Thanks. This reply was pretty funny and probably accurate for a lot of people. I'm thinking back to 1988 at ACTCM. I did like the possibility of a relaxed lifestyle for the students. I was also pretty sad and frustrated when I saw a professor of some merit "fold" as you say. A lot of the faculty were in far worse culture shock than the students who could indeed just go out the door, and they were back in America.

On a positive note, there are a lot of clinical professors of great merit in China who face forced retirement at age 55, which I consider to be their prime. If there was a good American institution where they could come, you could get some of the finest of China's clinical professors to teach here. If they could stand the culture shock, of course.

Emmanuel Segmen

 

 

Group,

 

You all may take different things from Emmanuel’s post, but this it what I see.. a) if we want to be anywhere close to primarily care physicians, have any respect, and actually know what we are doing than standards/ information should not be lowered. Yes we have to make do with what we have, Todd’s point, which is well taken., but, looking at the future, If we build the field the real players will come (i.e. serious students) This shift has already happened in the last 6 years, from a majority of adult learners (avg age prob 35) to younger, more energetic, eager to learn students, who will memorize and actually learn the info.

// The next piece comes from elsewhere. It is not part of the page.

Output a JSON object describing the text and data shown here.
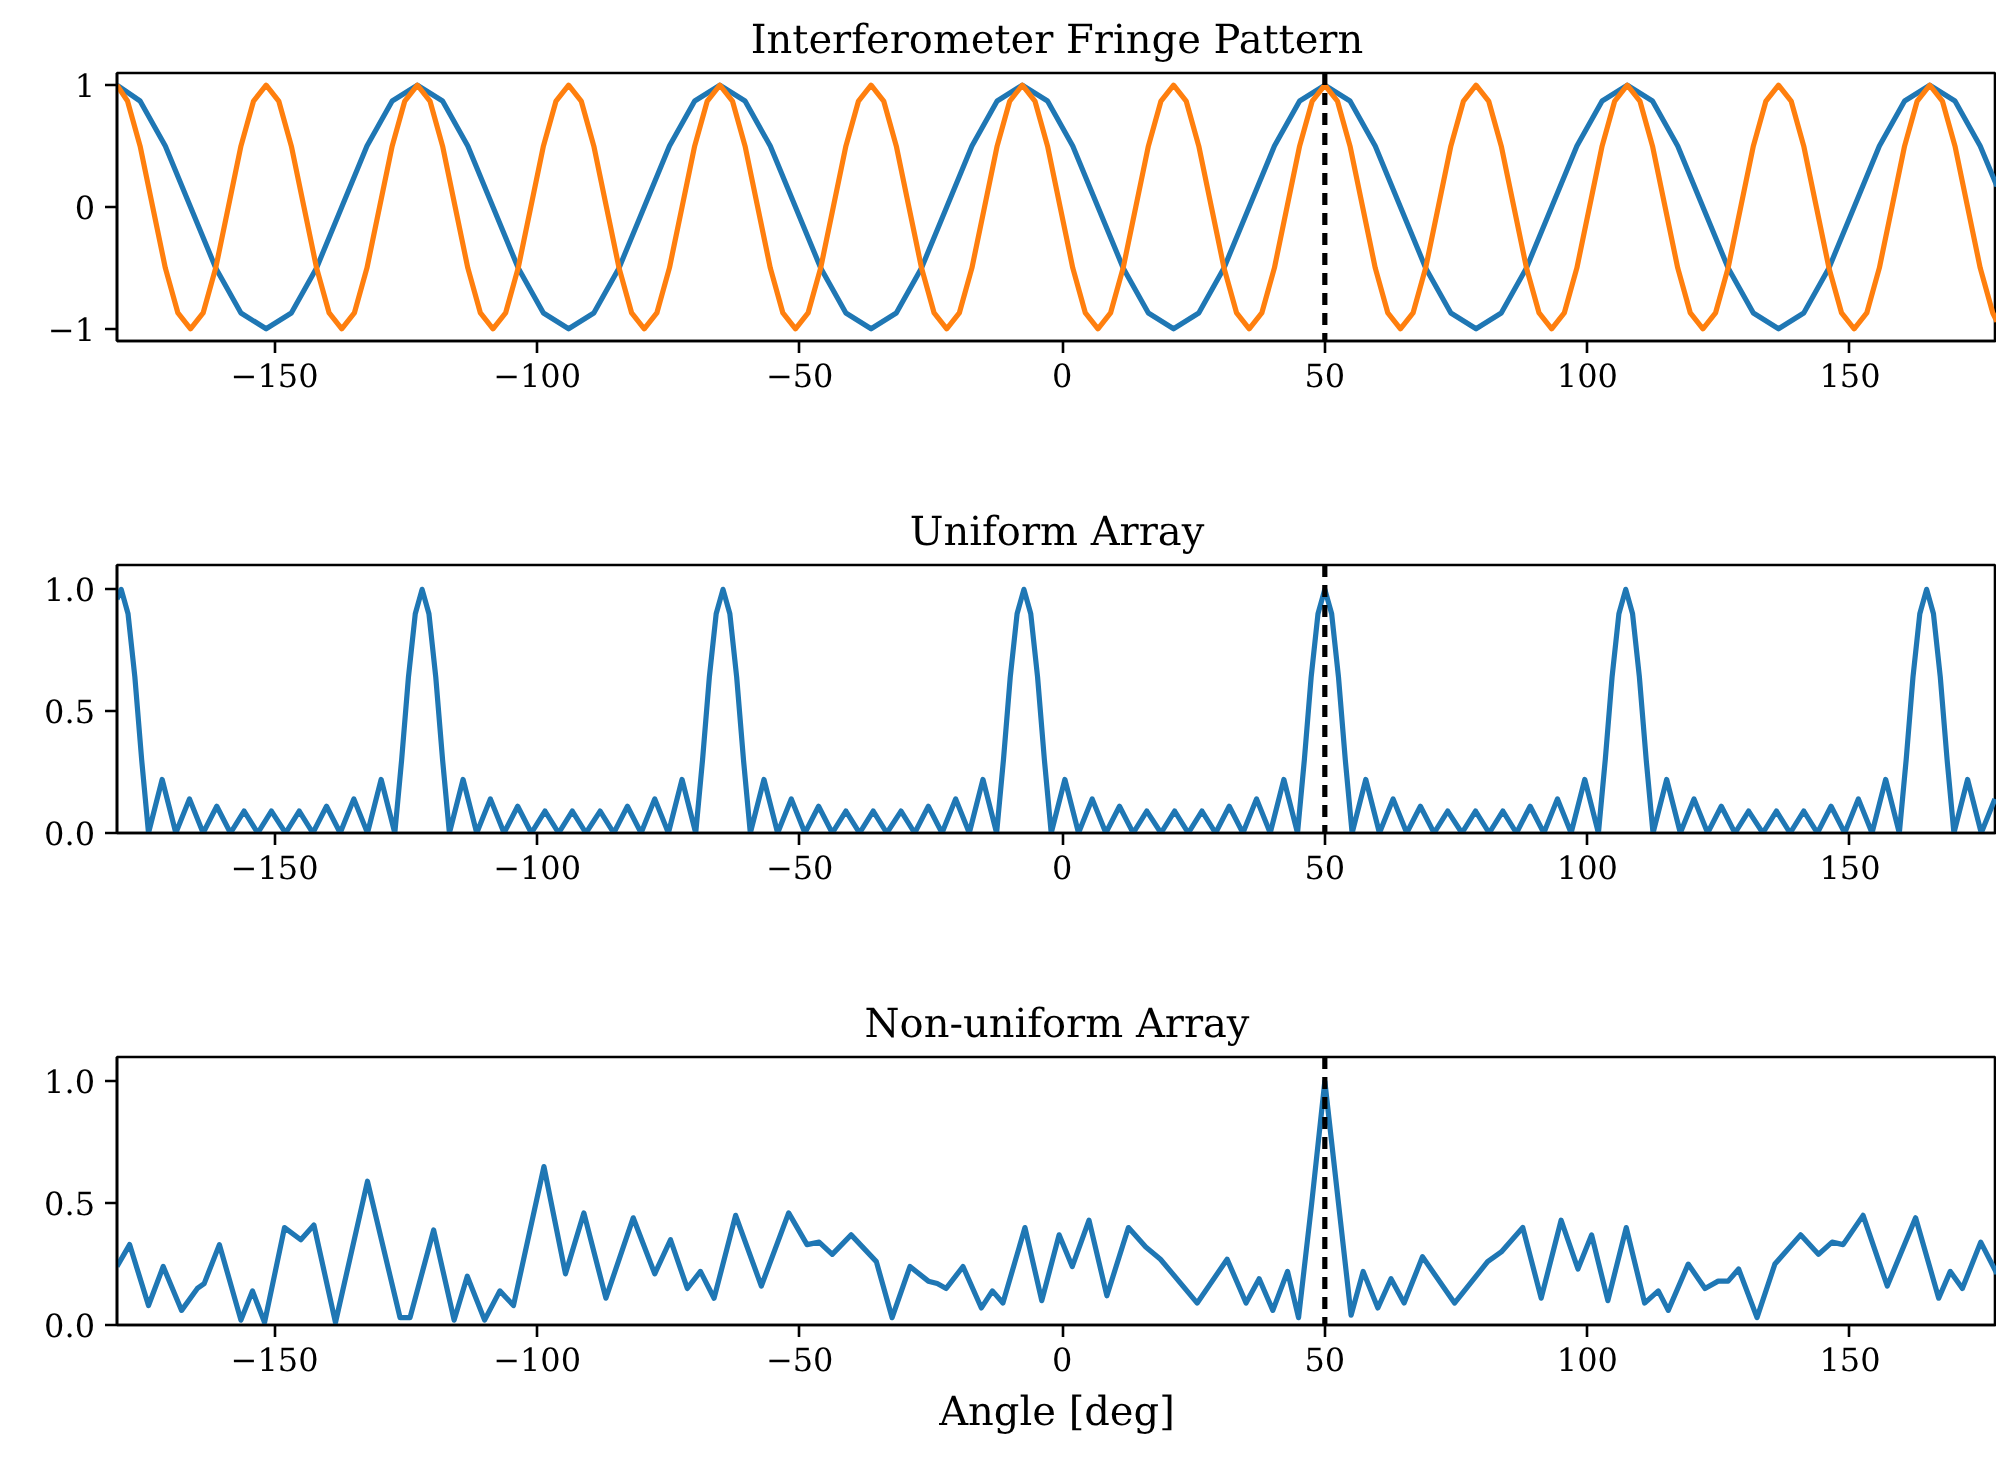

Do you really think that just teaching the students to be able to look stuff up effectively should be the end result? Again my experience at school goes like this. IF too much information was required on a test or for the course, the students complained, the teachers folded, all the while the students are drinking maitai’s on the beach.

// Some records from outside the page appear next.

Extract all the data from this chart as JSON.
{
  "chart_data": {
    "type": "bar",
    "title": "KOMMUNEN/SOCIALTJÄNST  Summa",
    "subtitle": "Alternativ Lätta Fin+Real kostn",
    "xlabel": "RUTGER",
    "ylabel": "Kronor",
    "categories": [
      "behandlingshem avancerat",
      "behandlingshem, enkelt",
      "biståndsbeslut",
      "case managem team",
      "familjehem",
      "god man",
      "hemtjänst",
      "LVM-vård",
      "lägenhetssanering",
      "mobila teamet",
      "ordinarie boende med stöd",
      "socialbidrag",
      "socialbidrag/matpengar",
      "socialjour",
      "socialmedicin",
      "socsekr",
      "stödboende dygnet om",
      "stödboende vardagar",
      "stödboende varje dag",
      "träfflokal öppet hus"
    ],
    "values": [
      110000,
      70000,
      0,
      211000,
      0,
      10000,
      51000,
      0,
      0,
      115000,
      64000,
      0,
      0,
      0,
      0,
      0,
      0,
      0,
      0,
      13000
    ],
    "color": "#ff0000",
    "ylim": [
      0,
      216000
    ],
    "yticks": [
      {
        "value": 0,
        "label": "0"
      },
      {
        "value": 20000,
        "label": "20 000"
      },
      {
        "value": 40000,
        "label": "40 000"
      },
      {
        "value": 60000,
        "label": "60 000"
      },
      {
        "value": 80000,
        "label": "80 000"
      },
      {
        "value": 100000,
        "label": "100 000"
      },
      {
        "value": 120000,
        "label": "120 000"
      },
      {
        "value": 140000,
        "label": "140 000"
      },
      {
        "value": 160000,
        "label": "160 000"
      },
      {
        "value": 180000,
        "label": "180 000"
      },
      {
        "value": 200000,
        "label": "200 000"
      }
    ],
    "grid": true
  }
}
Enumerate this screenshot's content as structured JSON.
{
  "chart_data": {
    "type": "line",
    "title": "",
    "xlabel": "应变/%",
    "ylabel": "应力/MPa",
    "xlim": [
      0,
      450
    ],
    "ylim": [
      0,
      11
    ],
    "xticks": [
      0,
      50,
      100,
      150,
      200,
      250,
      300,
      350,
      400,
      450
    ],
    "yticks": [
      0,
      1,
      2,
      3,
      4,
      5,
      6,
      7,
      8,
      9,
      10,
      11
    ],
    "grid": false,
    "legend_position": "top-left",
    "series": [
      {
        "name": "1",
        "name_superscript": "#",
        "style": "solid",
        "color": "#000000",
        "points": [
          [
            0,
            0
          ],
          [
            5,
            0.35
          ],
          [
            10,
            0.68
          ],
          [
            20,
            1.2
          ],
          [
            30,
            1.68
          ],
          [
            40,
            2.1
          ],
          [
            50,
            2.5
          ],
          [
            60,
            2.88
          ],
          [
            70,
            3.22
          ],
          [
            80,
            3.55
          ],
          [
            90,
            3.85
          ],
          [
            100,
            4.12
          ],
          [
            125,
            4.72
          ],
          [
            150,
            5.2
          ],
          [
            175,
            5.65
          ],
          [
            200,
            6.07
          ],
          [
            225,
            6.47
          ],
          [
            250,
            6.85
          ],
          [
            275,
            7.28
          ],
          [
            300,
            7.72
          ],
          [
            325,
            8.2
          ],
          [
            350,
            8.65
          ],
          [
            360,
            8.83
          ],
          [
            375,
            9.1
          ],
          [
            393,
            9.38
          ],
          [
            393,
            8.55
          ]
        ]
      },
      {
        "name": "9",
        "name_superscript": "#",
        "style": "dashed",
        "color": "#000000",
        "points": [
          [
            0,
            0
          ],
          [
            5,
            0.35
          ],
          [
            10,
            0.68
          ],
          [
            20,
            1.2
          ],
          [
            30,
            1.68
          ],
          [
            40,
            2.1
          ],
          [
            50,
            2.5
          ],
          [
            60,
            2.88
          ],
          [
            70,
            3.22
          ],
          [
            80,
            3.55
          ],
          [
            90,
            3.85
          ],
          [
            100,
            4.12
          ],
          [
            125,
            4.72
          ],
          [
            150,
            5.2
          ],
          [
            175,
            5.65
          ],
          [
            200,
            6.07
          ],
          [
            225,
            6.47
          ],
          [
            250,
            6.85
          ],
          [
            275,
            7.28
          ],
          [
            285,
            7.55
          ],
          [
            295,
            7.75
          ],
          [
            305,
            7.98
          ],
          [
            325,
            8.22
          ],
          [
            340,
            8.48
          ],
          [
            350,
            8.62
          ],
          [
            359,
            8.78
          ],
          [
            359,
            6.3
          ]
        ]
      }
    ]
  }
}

My observation and guess: The more our institutions reflect seriousness, the more serious students will come, our profession will gain more respect because the students actually have some stuff in their heads. And yes maybe a single mom with 4 kids won’t be able to make it through the program at the normal speed, but hey this is medicine.

b) I am sure we all are glad that TCM schools have more of a balance than med schools and this is an important aspect never to lose.